Я еще застал то время, когда будучи совсем маленькими (мне было года 3-4), родители мыли нас, троих детей, в домашней русской печи. Габариты печки позволяли это делать: она была около двух метров в глубину и более полутора- по высоте. Это происходило следующим образом: дождавшись, когда печь немного остынет после приготовления пищи, убирали золу и копоть, стелили внутрь солому (чтобы мы не могли испачкаться), ставили корыто или таз с теплой водой и по очереди купали нас. Наверное, это было крайне неудобно и негигиенично, но мне нравилось. Сейчас, вглядываясь в черное нутро той сохранившейся (хоть и постаревшей) печи, я не могу себе даже представить- как такое было возможно и как все это происходило. Да и никто из родных, даже младшие брат с сестрой, участники тех помывок, не верит в мои россказни! Но я-то помню…

Начиналась баня с предбанника, где все раздевались и оставляли одежду на время помывки. Местные мужики любили здесь после мытья побаловаться бражкой и холодным кваском, которые специально захватывали с собой из дома. На время помывки емкости с напитками (кувшины, банки, фляги) помещались в ведро с ключевой водой из находящегося поблизости колодца, потому подолгу оставались ледяными. Помню, как отец частенько возвращался домой после бани в веселом и приподнятом настроении …

В основном помещении- помывочной- стояли расставленные по стенам деревянные скамейки и была оборудована небольшая (на одного человека) парилка. Она не пользовалась особой популярностью у наших мужиков, на моей памяти (а я ходил в нее до окончания школы) было лишь двое или трое любителей по-настоящему попариться. Остальные ограничивались поддаванием пара, но на полку не лезли… Про женщин тоже не слыхивал. Баня имела деревянный проливной пол с обустроенным посредине желобом, который обеспечивал отвод лишней влаги и сырости из помывочной. К сожалению, повышенная влажность не позволяла подолгу эксплуатировать такой пол, поэтому каждые 5-6 лет происходила замена гниющих досок на новые.

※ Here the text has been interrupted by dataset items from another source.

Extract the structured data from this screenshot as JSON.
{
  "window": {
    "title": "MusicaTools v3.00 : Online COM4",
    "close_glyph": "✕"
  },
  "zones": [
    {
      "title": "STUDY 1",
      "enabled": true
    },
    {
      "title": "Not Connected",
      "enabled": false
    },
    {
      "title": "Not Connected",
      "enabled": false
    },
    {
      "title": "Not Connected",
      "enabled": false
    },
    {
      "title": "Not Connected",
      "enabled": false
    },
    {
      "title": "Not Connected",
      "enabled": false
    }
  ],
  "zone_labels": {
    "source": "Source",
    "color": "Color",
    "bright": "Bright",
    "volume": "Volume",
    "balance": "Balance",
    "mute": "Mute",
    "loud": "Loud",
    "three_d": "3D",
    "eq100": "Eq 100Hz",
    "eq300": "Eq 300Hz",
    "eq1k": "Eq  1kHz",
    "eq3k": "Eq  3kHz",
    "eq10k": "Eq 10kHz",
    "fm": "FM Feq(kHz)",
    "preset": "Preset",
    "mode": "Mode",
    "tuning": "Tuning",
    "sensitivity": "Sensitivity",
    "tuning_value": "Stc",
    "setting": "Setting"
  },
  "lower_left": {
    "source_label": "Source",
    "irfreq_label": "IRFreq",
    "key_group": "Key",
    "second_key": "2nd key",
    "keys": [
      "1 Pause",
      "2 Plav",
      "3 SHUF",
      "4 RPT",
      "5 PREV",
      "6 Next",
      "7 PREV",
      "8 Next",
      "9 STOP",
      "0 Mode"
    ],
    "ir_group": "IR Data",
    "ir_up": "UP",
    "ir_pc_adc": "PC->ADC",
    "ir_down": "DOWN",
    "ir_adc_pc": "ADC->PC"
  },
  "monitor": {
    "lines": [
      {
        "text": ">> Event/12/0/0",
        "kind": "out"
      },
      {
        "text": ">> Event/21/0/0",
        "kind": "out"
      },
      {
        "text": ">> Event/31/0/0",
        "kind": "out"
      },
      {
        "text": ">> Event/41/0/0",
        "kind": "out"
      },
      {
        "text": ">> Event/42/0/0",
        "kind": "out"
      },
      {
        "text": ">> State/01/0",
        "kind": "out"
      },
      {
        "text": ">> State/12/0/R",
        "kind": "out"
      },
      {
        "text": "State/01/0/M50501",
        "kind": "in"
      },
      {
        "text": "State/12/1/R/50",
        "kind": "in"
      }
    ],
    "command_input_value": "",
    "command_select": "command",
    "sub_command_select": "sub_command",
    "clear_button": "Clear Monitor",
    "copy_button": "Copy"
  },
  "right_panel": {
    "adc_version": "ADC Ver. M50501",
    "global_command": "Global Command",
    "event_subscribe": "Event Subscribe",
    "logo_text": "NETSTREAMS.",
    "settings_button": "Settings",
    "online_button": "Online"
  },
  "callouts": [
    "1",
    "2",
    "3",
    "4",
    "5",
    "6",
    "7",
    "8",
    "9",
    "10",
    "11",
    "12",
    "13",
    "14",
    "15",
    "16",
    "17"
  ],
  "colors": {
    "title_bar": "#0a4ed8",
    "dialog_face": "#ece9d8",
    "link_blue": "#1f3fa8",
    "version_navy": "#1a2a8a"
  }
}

По давней традиции мыться в баню «после третьего пара» (после помывки третьей смены людей), а также поздно вечером и ночью, деревенские не ходили.

Последним всегда мылся банщик (это и был тот самый «третий пар»), Остатки не всегда оказываются сладки, и зачастую ему приходилось еще раз растапливать печку и нагревать в котле остывшую, оставленную для него (такое правило тоже всеми соблюдалось) воду. Ему единственному прощалась поздняя помывка. Одно время в деревне были постоянные банщики (как правило, кто по возрасту и здоровью был непригоден к тяжелому труду), потом стали топить баню по очереди. При этом дрова банщиком-очередником приносились со своего личного подворья и обязательно- с запасом.

У деревенских было не принято заготавливать впрок и всем «миром» для общественных банных нужд березовые веники и хранить их там же на чердаке. По весне старый оставшийся запас обычно сжигался, а в июне-июле пополнялся свежими вениками из молодых березок. Каждая семья заготавливала их лишь для себя и ходила в баню только со своим «подручным материалом».

И еще ряд банных правил, которые деревенские старались соблюдать: в ней нельзя было ругаться, поминать нечистую силу (черта) и громко разговаривать. Не стану утверждать, что эти нормы поведения всегда выдерживались, но откровенного пренебрежения ими все-таки не наблюдалось. В деревне причина этому одна — потом долго будут осуждать…

Что, сходили в деревенскую баньку? Ну, тогда- с легким паром!